I very much hope you'll join me on the road. so far we have been looking at the role of writers' collectives, at building communities, at examples of excellence, and at our relation as writers to reviewers.

Meanwhile, over at the Alliance of Independent  Authors' self-publishing advice blog, I have been asking a central question that brings us back to the question of our distinctiveness and identity as writers: who are you and what do you stand for? Forget becoming a meme, going viral, being mass produced. What is it that makes you unique?

Comments

CallyPhillips said…
Have already written on one of your blogs this morning and about to add to your other one... so there's not a lot more to add on this one except a big THANK YOU for keeping my brain engaged with a discourse/dialogue about writing hows and whys. I used to dream of being a meme. And I think what may make me 'unique' is that who I am and what I stand for are inextricably interlinked.
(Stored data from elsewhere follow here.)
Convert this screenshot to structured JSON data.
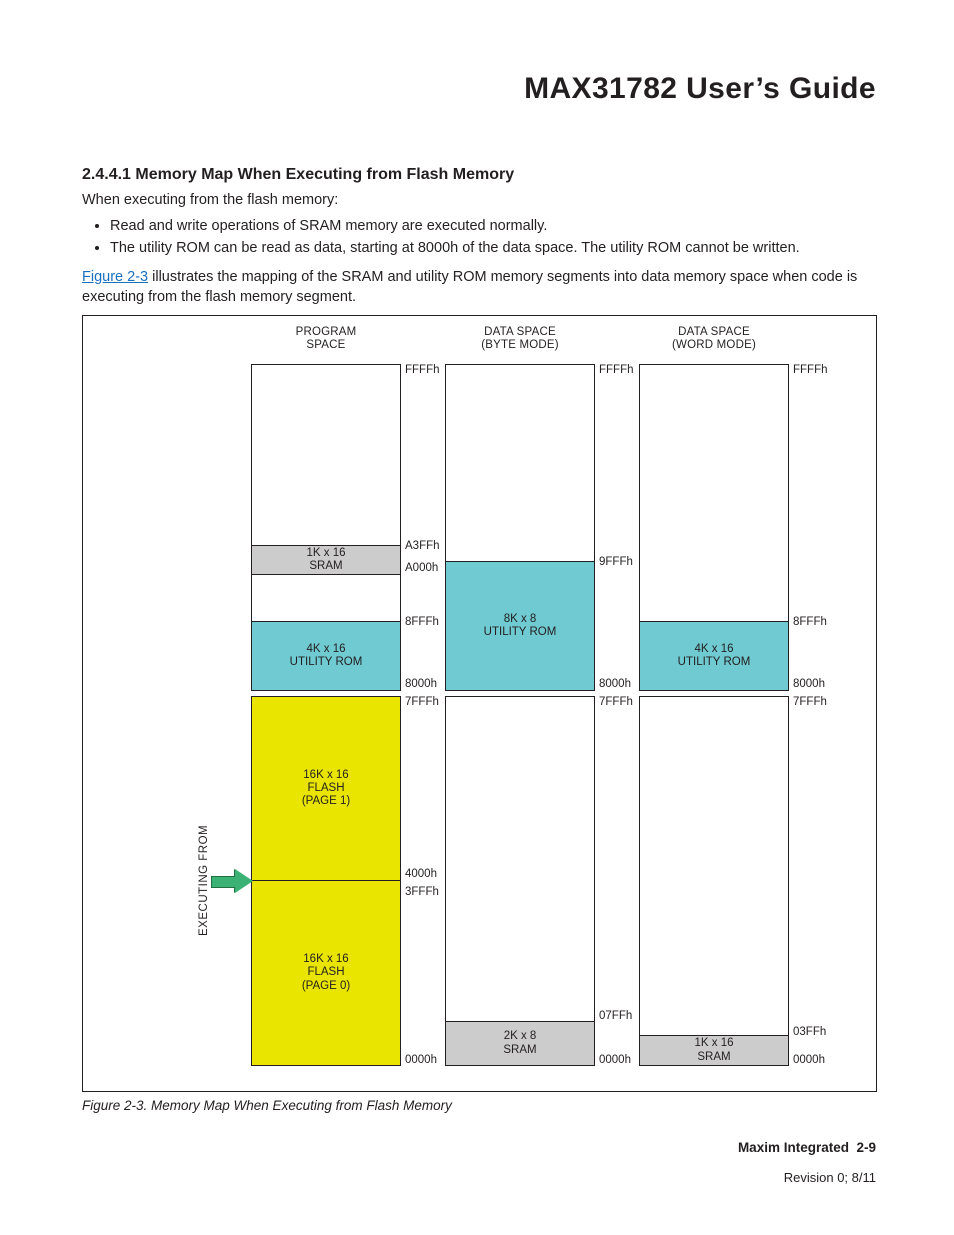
{
  "header": {
    "title": "MAX31782 User’s Guide"
  },
  "section": {
    "number": "2.4.4.1",
    "title": "Memory Map When Executing from Flash Memory",
    "intro": "When executing from the flash memory:",
    "bullets": [
      "Read and write operations of SRAM memory are executed normally.",
      "The utility ROM can be read as data, starting at 8000h of the data space. The utility ROM cannot be written."
    ],
    "para_link": "Figure 2-3",
    "para_rest": " illustrates the mapping of the SRAM and utility ROM memory segments into data memory space when code is executing from the flash memory segment."
  },
  "figure": {
    "caption": "Figure 2-3. Memory Map When Executing from Flash Memory",
    "exec_label": "EXECUTING FROM",
    "columns": {
      "prog": {
        "label_l1": "PROGRAM",
        "label_l2": "SPACE"
      },
      "byte": {
        "label_l1": "DATA SPACE",
        "label_l2": "(BYTE MODE)"
      },
      "word": {
        "label_l1": "DATA SPACE",
        "label_l2": "(WORD MODE)"
      }
    },
    "prog": {
      "addr_FFFF": "FFFFh",
      "sram_l1": "1K x 16",
      "sram_l2": "SRAM",
      "addr_A3FF": "A3FFh",
      "addr_A000": "A000h",
      "urom_l1": "4K x 16",
      "urom_l2": "UTILITY ROM",
      "addr_8FFF": "8FFFh",
      "addr_8000": "8000h",
      "addr_7FFF": "7FFFh",
      "flash1_l1": "16K x 16",
      "flash1_l2": "FLASH",
      "flash1_l3": "(PAGE 1)",
      "addr_4000": "4000h",
      "addr_3FFF": "3FFFh",
      "flash0_l1": "16K x 16",
      "flash0_l2": "FLASH",
      "flash0_l3": "(PAGE 0)",
      "addr_0000": "0000h"
    },
    "byte": {
      "addr_FFFF": "FFFFh",
      "addr_9FFF": "9FFFh",
      "urom_l1": "8K x 8",
      "urom_l2": "UTILITY ROM",
      "addr_8000": "8000h",
      "addr_7FFF": "7FFFh",
      "addr_07FF": "07FFh",
      "sram_l1": "2K x 8",
      "sram_l2": "SRAM",
      "addr_0000": "0000h"
    },
    "word": {
      "addr_FFFF": "FFFFh",
      "addr_8FFF": "8FFFh",
      "urom_l1": "4K x 16",
      "urom_l2": "UTILITY ROM",
      "addr_8000": "8000h",
      "addr_7FFF": "7FFFh",
      "addr_03FF": "03FFh",
      "sram_l1": "1K x 16",
      "sram_l2": "SRAM",
      "addr_0000": "0000h"
    }
  },
  "footer": {
    "company": "Maxim Integrated",
    "pageno": "2-9",
    "revision": "Revision 0; 8/11"
  }
}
I may no longer wear my heart on my sleeve all the time but I think I share my brain in my books. When you read them, you read me.
CallyPhillips said…
CallyPhillips said...
Have already written on one of your blogs this morning and about to add to your other one... so there's not a lot more to add on this one except a big THANK YOU for keeping my brain engaged with a discourse/dialogue about writing hows and whys. I used to dream of being a meme. And I think what may make me 'unique' is that who I am and what I stand for are inextricably interlinked. I may no longer wear my heart on my sleeve all the time but I think I share my brain in my books. When you read them, you read me.
CallyPhillips said…
I only said it twice because usually I say something once, can't prove I'm not a robot and its lost forever. Sorry.
Dan Holloway said…
There's something deply postmodern about ouble posting on a thread about memes :)
CallyPhillips said…
I know... why worry about the odd typo eh when you can double post and give many more meanings to meaning than you meant to mean. HA. Time to quit being a writer and watch some tennis! Brain needs to rest and watching ball back and forth seems to do it.
I think THE CYNICAL SELF-PUBLISHER has made a timely entrance Dan. Before I ever started writing, I was influenced by Robert Pirsig's ZEN AND THE ART OF MOTORCYCLE MAINTENANCE and the pursuit of Quality, or arete as those Ancient Greeks would have it. A turning inward towards what's unique, but then, as your post the other day had it, a moving outwards towards others from that place, to transmit the ideas. In a culture that's taken the path of valuing the external at the expense of the internal, we have to try to redress that balance I think. Neil Gunn had a story, THE MAN WHO CAME BACK...most (old) cultures have this concept...turning inwards to hear the inner voice...then later speaking from that place. Guys like Hemingway did this, and wrote about people who did this...but of course, it was always "bad form to talk about it!" And in the Tibetan scriptures, these journeys inward and outward are examined and even systematised to the extreme of having a BOOK OF THE DEAD...a map of the regions of the afterlife...I suppose they would say the worst fate would be to take a wrong turn and end up as an eternal meme, running up and down a corridor of the universe, burping out the same message for all time. Instead of listening to the inner wellspring, renewing its stories each moment, water music spiralling Heavenward.
Dan Holloway said…
John, even your comments are beautifully turned. Yes, that's a very good point about the Greeks - the concept of emanation and return seems rather apt to the notion of that journeying inward then outward - and of course that Neoplatonist idea trails from the ancient world through the mystics and via negativa of the middle ages (through notions like ecstasy - a deep inward journey that occurs by standing apart from oneself) to the Beats and beyond.
Jan Needle said…
bit late to the feast, dan - but fascinating stuff, and i loved the poem clips. thanks.